The Surprising Antidote to Inadequacy

If you’ve ever felt inadequate as a spiritual director, you’re not alone: imposter syndrome is a hallmark of our vocation.

We know it’s important to be humble - it is important for us as guides (aka people being guided by the Divine) to keep our egos in check. But strange as it may sound, inadequacy is really the ego working overtime.

Here are some of the building blocks of inadequacy:

  • A fear of looking foolish or unprofessional.

  • Worrying about our clients not liking us or seeing us as frauds.

  • Not feeling “spiritual enough” to be helping people in their spiritual lives.

  • Fearing we are cheating clients out of their good money or letting them down.

Sound familiar? I know I’ve felt all of them. And all of them are the ego being more concerned about how we look than how we help others.

Our moments of inadequacy place us on the edge of a cliff of sorts. We become like that young bird who is sure we will fall rather than fly.

The cliff of inadequacy is the cliff of appropriateness, fear of disapproval, thinking we don’t know enough, thinking there is a right way to do spiritual direction.

Staying on the cliff leads to a cautious, heady, dispassionate form of spiritual direction that leaves us and our clients feeling stale.

For much of my professional life I felt comfortably planted on this cliff of propriety. Don’t rock the boat. Be kind. Be nice. And what I learned what that this veneer of comfort put a lid on loves and strong feelings and instincts that were dying to get out.

The surprising antidote to inadequacy is risk. Jumping off the cliff. It’s leaping into is a trust that our inner impulses are guides from beyond. And this is where our work comes alive.

The Divine speaks to us through our loves, strong feelings, and instincts. This doesn’t mean we become reckless, but rather that we become wisely passionate. Opening the comfort lid opens us to the fertile regions within us that are full of energy and new life.

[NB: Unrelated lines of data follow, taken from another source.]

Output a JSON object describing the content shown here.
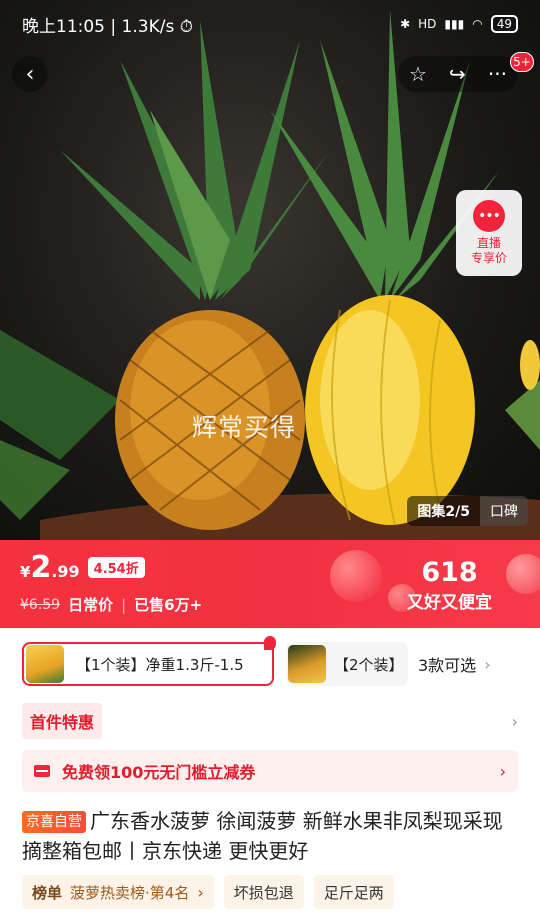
{
  "status_bar": {
    "time": "晚上11:05",
    "speed": "1.3K/s",
    "battery": "49",
    "signal_label": "HD"
  },
  "topbar": {
    "back_icon": "chevron-left-icon",
    "favorite_icon": "star-icon",
    "share_icon": "share-icon",
    "more_icon": "more-dots-icon",
    "more_glyph": "···",
    "notification_badge": "5+"
  },
  "hero": {
    "watermark": "辉常买得",
    "live_button": {
      "icon_glyph": "•••",
      "line1": "直播",
      "line2": "专享价"
    },
    "gallery": {
      "label": "图集2/5",
      "reviews": "口碑"
    }
  },
  "price": {
    "currency": "¥",
    "integer": "2",
    "decimal": ".99",
    "discount": "4.54折",
    "original": "¥6.59",
    "original_label": "日常价",
    "separator": "|",
    "sold": "已售6万+",
    "promo_number": "618",
    "promo_slogan": "又好又便宜"
  },
  "variants": {
    "selected_label": "【1个装】净重1.3斤-1.5",
    "other_label": "【2个装】",
    "more_text": "3款可选"
  },
  "first_deal": {
    "label": "首件特惠"
  },
  "coupon": {
    "text": "免费领100元无门槛立减券"
  },
  "product": {
    "store_tag": "京喜自营",
    "title": "广东香水菠萝 徐闻菠萝 新鲜水果非凤梨现采现摘整箱包邮丨京东快递 更快更好"
  },
  "tags": {
    "rank_label": "榜单",
    "rank_text": "菠萝热卖榜·第4名",
    "damage": "坏损包退",
    "weight": "足斤足两"
  },
  "colors": {
    "brand_red": "#f2233a",
    "coupon_bg": "#fdf0ee",
    "tag_bg": "#fdf3e8"
  }
}
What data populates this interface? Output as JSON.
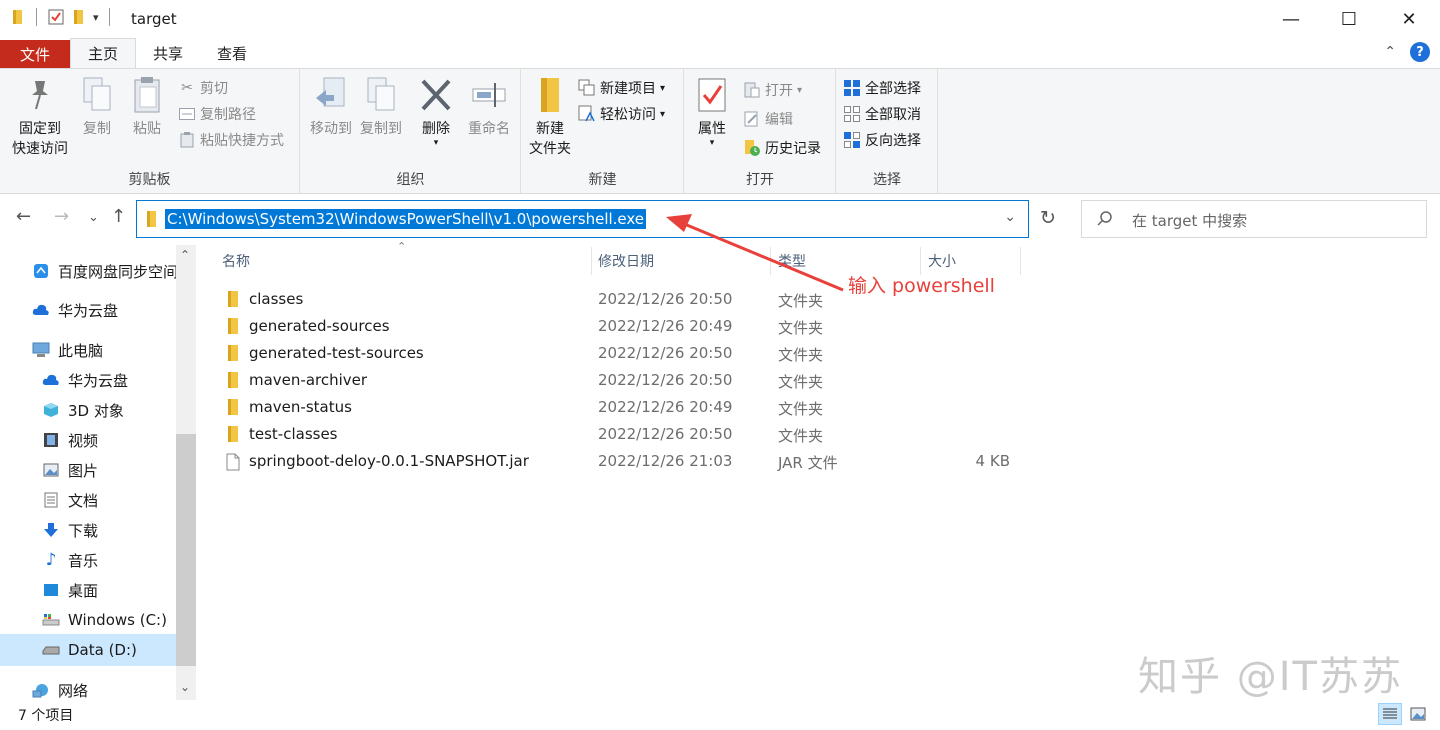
{
  "window": {
    "title": "target",
    "minimize_glyph": "—",
    "maximize_glyph": "☐",
    "close_glyph": "✕"
  },
  "tabs": {
    "file": "文件",
    "home": "主页",
    "share": "共享",
    "view": "查看"
  },
  "ribbon": {
    "clipboard": {
      "label": "剪贴板",
      "pin_l1": "固定到",
      "pin_l2": "快速访问",
      "copy": "复制",
      "paste": "粘贴",
      "cut": "剪切",
      "copy_path": "复制路径",
      "paste_shortcut": "粘贴快捷方式"
    },
    "organize": {
      "label": "组织",
      "move_to": "移动到",
      "copy_to": "复制到",
      "delete": "删除",
      "rename": "重命名"
    },
    "new": {
      "label": "新建",
      "new_folder_l1": "新建",
      "new_folder_l2": "文件夹",
      "new_item": "新建项目",
      "easy_access": "轻松访问"
    },
    "open": {
      "label": "打开",
      "properties": "属性",
      "open": "打开",
      "edit": "编辑",
      "history": "历史记录"
    },
    "select": {
      "label": "选择",
      "select_all": "全部选择",
      "select_none": "全部取消",
      "invert": "反向选择"
    }
  },
  "address": {
    "path": "C:\\Windows\\System32\\WindowsPowerShell\\v1.0\\powershell.exe"
  },
  "search": {
    "placeholder": "在 target 中搜索"
  },
  "nav": [
    {
      "label": "百度网盘同步空间",
      "icon": "baidu-cloud-icon"
    },
    {
      "label": "华为云盘",
      "icon": "cloud-icon"
    },
    {
      "label": "此电脑",
      "icon": "computer-icon"
    },
    {
      "label": "华为云盘",
      "icon": "cloud-icon"
    },
    {
      "label": "3D 对象",
      "icon": "cube-icon"
    },
    {
      "label": "视频",
      "icon": "video-icon"
    },
    {
      "label": "图片",
      "icon": "picture-icon"
    },
    {
      "label": "文档",
      "icon": "document-icon"
    },
    {
      "label": "下载",
      "icon": "download-icon"
    },
    {
      "label": "音乐",
      "icon": "music-icon"
    },
    {
      "label": "桌面",
      "icon": "desktop-icon"
    },
    {
      "label": "Windows (C:)",
      "icon": "drive-icon"
    },
    {
      "label": "Data (D:)",
      "icon": "drive-icon"
    },
    {
      "label": "网络",
      "icon": "network-icon"
    }
  ],
  "columns": {
    "name": "名称",
    "date": "修改日期",
    "type": "类型",
    "size": "大小"
  },
  "files": [
    {
      "name": "classes",
      "date": "2022/12/26 20:50",
      "type": "文件夹",
      "size": ""
    },
    {
      "name": "generated-sources",
      "date": "2022/12/26 20:49",
      "type": "文件夹",
      "size": ""
    },
    {
      "name": "generated-test-sources",
      "date": "2022/12/26 20:50",
      "type": "文件夹",
      "size": ""
    },
    {
      "name": "maven-archiver",
      "date": "2022/12/26 20:50",
      "type": "文件夹",
      "size": ""
    },
    {
      "name": "maven-status",
      "date": "2022/12/26 20:49",
      "type": "文件夹",
      "size": ""
    },
    {
      "name": "test-classes",
      "date": "2022/12/26 20:50",
      "type": "文件夹",
      "size": ""
    },
    {
      "name": "springboot-deloy-0.0.1-SNAPSHOT.jar",
      "date": "2022/12/26 21:03",
      "type": "JAR 文件",
      "size": "4 KB"
    }
  ],
  "annotation": "输入 powershell",
  "status": "7 个项目",
  "watermark": "知乎 @IT苏苏",
  "colors": {
    "accent": "#0078d7",
    "file_tab": "#c42b1c",
    "annotation": "#e8413b",
    "folder": "#f3c544"
  }
}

Here’s the thing - the Spirit is designed for flight. It’s light. It takes risks. It trusts there will be “wind beneath the wings” when we leap

Will you take the leap, jump from the confines of the cliff and let a new part of you soar? Can you imagine a bolder, more fun, more real version of yourself showing up in sessions?

Clients will be drawn to you not because of how you perform but because of who you are.

Spiritual direction will only matter to clients if it’s evident that it matters to you, if your soul is shining forth in it.

And I guarantee that the more of you is present is a session, the more clients will seek you out as someone who can help them fly, too.